Costas salvajes y antiguas ruinas #
Las islas deshabitadas rara vez están sin dueño. Nativos, clanes salvajes o los restos de antiguas almirantías defienden la tierra con medios propios. Un atacante que crea encontrar aquí presa fácil topa con resistencia real. Cuanto más tiempo lleva deshabitada una Ruina del Imperio Antiguo, más decidida es su defensa -- los fanáticos de las ruinas frescas no son nada frente a los veteranos de los lugares de décadas.
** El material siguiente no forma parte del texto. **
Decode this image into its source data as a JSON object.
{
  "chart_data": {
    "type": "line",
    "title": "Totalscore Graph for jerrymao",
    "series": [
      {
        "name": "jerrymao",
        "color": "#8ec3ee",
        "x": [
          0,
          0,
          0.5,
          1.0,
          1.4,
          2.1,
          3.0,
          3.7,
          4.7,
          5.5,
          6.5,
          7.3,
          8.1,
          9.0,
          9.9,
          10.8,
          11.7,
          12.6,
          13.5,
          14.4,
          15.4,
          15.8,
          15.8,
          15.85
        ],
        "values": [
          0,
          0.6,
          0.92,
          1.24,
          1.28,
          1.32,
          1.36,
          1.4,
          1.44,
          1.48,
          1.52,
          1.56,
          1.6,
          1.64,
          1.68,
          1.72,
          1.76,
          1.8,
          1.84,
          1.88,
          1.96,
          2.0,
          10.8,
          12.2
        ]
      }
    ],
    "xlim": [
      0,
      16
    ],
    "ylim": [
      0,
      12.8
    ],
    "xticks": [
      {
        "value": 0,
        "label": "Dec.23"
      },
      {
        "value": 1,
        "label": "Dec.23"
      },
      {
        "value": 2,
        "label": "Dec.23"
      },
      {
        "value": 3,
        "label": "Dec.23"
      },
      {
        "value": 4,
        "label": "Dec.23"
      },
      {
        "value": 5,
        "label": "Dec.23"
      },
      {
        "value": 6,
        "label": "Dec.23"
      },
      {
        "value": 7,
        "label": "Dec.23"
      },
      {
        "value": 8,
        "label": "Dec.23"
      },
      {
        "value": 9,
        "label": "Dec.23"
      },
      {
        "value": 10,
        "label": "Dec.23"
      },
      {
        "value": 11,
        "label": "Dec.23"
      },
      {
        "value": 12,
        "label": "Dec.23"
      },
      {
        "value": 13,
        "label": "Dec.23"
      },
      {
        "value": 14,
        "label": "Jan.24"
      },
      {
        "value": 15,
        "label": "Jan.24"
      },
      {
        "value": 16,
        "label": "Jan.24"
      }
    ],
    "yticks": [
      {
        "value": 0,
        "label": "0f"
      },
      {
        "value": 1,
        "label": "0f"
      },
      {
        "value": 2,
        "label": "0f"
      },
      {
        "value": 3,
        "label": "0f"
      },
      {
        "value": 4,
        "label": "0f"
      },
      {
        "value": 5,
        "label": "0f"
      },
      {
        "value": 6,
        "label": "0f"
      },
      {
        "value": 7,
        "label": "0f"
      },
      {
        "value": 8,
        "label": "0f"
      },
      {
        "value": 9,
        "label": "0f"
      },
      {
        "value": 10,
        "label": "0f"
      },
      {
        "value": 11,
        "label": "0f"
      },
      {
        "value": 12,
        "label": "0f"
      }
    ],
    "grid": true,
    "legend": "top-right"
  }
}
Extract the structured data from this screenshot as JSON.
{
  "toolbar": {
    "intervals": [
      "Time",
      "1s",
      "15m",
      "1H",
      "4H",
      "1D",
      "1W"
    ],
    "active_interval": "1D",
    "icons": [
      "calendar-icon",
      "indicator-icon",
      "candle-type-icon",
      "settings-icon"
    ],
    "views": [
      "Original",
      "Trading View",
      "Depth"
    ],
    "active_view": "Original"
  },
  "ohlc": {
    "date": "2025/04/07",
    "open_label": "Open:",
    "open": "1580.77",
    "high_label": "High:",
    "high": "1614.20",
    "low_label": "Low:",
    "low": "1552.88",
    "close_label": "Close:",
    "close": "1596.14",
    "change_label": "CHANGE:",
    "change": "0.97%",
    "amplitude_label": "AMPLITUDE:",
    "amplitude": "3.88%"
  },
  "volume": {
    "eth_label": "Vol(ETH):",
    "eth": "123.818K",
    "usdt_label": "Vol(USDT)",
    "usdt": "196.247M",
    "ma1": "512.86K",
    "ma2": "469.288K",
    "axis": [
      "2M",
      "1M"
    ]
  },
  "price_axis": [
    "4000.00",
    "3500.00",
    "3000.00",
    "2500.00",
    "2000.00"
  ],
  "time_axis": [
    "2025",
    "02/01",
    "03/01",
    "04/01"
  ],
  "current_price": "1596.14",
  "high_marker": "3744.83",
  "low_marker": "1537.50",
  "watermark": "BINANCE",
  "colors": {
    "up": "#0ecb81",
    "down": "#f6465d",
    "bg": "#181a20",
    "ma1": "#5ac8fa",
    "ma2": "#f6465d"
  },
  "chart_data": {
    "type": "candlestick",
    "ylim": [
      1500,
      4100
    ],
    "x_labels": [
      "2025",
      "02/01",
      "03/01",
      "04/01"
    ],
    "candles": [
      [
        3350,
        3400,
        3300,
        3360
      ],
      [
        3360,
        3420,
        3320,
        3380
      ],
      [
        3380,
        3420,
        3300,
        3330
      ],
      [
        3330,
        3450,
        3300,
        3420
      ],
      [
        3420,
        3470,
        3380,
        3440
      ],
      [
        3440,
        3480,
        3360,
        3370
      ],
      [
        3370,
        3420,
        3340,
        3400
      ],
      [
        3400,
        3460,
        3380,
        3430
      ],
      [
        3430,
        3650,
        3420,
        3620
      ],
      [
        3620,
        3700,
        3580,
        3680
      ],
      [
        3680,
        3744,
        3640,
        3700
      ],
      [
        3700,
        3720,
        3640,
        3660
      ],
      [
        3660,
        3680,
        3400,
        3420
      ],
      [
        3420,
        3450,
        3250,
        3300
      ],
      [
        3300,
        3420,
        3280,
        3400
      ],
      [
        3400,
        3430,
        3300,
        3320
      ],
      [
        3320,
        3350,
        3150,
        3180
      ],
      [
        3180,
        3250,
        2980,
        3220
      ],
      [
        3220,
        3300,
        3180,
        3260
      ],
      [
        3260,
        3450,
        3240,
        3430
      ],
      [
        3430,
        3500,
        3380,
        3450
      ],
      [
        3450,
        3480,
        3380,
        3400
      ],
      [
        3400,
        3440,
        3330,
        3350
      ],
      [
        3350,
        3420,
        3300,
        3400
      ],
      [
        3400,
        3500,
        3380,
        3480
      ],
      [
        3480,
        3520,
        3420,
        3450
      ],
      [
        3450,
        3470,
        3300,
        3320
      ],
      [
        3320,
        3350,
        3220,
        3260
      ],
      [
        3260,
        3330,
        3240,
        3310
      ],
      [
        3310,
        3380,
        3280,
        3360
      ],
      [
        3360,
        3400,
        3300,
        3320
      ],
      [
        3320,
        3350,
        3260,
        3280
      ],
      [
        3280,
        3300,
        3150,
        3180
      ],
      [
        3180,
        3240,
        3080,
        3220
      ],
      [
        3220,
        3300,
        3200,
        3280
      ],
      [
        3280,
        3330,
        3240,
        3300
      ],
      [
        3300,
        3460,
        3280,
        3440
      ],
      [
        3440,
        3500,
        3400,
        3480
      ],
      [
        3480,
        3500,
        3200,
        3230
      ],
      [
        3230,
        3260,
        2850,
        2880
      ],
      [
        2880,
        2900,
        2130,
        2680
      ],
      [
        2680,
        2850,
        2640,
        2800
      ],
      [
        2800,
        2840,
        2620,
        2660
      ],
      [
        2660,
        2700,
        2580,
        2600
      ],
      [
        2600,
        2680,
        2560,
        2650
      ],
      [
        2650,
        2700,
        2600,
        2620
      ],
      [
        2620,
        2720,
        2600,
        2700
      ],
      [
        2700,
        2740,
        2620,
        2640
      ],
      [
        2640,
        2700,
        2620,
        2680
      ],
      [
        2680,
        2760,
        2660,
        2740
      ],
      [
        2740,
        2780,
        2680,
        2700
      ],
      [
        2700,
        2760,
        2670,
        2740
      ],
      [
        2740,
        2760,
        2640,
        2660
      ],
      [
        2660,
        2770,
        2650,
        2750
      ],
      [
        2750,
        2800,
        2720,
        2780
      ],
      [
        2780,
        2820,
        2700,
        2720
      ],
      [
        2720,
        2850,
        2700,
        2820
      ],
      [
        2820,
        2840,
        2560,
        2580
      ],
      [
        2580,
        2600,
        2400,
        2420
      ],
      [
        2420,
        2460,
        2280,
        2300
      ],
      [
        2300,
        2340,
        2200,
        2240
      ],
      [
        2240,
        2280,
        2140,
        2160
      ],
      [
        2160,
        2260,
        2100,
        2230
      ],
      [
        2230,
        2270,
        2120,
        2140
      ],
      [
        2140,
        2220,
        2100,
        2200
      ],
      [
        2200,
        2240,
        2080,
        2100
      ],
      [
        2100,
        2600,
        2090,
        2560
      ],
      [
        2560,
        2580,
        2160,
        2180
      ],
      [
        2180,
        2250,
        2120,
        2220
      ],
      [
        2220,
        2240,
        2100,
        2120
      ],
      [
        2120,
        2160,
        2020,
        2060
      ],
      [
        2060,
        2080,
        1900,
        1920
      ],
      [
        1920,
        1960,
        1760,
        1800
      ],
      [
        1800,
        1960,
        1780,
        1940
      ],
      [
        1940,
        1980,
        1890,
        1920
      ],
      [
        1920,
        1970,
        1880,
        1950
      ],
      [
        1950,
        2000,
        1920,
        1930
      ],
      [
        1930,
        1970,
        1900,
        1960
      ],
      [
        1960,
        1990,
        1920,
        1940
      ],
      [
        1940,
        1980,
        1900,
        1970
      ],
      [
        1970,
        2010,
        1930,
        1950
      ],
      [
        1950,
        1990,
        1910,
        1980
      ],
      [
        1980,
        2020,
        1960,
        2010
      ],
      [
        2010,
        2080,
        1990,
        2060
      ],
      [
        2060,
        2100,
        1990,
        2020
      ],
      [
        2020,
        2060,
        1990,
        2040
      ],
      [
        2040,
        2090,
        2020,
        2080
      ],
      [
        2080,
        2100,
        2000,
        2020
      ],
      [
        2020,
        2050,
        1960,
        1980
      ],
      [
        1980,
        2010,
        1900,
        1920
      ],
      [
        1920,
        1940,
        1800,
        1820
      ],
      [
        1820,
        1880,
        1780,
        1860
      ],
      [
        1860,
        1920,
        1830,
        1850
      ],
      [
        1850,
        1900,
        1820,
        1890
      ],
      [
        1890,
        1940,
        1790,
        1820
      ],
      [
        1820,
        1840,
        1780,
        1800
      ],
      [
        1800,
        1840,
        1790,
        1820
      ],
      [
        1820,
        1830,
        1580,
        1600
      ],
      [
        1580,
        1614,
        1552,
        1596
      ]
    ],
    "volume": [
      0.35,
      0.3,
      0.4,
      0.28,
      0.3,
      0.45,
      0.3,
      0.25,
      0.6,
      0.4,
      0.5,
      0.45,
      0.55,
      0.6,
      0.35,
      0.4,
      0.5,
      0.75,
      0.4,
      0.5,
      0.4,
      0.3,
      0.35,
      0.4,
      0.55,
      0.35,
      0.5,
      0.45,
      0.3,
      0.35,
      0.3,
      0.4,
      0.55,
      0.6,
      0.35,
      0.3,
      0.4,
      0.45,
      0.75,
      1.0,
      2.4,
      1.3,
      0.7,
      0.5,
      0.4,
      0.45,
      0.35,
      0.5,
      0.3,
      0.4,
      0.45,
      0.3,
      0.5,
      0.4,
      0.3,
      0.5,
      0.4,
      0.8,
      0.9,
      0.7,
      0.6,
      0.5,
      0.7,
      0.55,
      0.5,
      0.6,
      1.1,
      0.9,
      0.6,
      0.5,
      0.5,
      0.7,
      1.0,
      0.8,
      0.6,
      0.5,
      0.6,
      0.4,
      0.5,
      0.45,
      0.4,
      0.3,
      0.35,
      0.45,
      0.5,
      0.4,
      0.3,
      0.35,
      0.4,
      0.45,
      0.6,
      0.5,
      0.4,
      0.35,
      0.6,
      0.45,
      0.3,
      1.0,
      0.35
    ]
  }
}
Lo que un atacante se lleva de una ruina del Imperio Antiguo sigue las mismas reglas que en todo el mar: una ruina sigue produciendo, y su Almacén limita cuánto puede guardar — los recursos que muestra un informe de espionaje son exactamente lo que un vencedor encuentra. Se lleva lo que sus bodegas puedan cargar; lo que protege el Almacén queda intacto, y quien asalta la misma ruina varias veces en poco tiempo recupera cada vez menos. Una ruina vaciada vuelve a llenarse con el tiempo por su propia producción. Donde una ruina rica conserva Cuartel o Puerto, levanta con sus reservas sus propias guardias — y cuando un imperio cae del todo, sus últimas reservas arman una sola vez la guarnición, y el resto se pierde. La conquista, en cambio, sigue sin botín: quien toma la ruina recibe la isla, no sus almacenes. Más detalles en el capítulo "Mares Antiguos & Fortalezas Corsarias".
Refuerzos aliados #
Los refuerzos aliados pueden codefender islas. Cada guarnición lista combate con la investigación propia de su remitente, y las pérdidas se reparten de forma proporcional entre todas las partes. Si una guarnición ajena todavía muestra el aviso de que se está formando, no participa en ese combate: no refuerza la defensa, no aparece en ningún reparto de pérdidas y tampoco puede ser alcanzada. Detalles: capítulo "Trasladar flotas".
Venganza #
Quien es saqueado carga con una cuenta pendiente -- y el mar no olvida. Durante un tiempo limitado, el saqueado conserva un derecho de venganza contra su atacante: si el contraataque contra una isla del ladrón tiene éxito, la flota puede llevar a casa más botín del que sus bodegas normalmente admiten -- hasta lo que fue robado. No se crea nada nuevo; solo se recupera lo que se perdió. El derecho es único: una vez empleado, la cuenta queda saldada -- sin importar cuánto haya recuperado realmente el contraataque. Dentro de una alianza no hay venganza.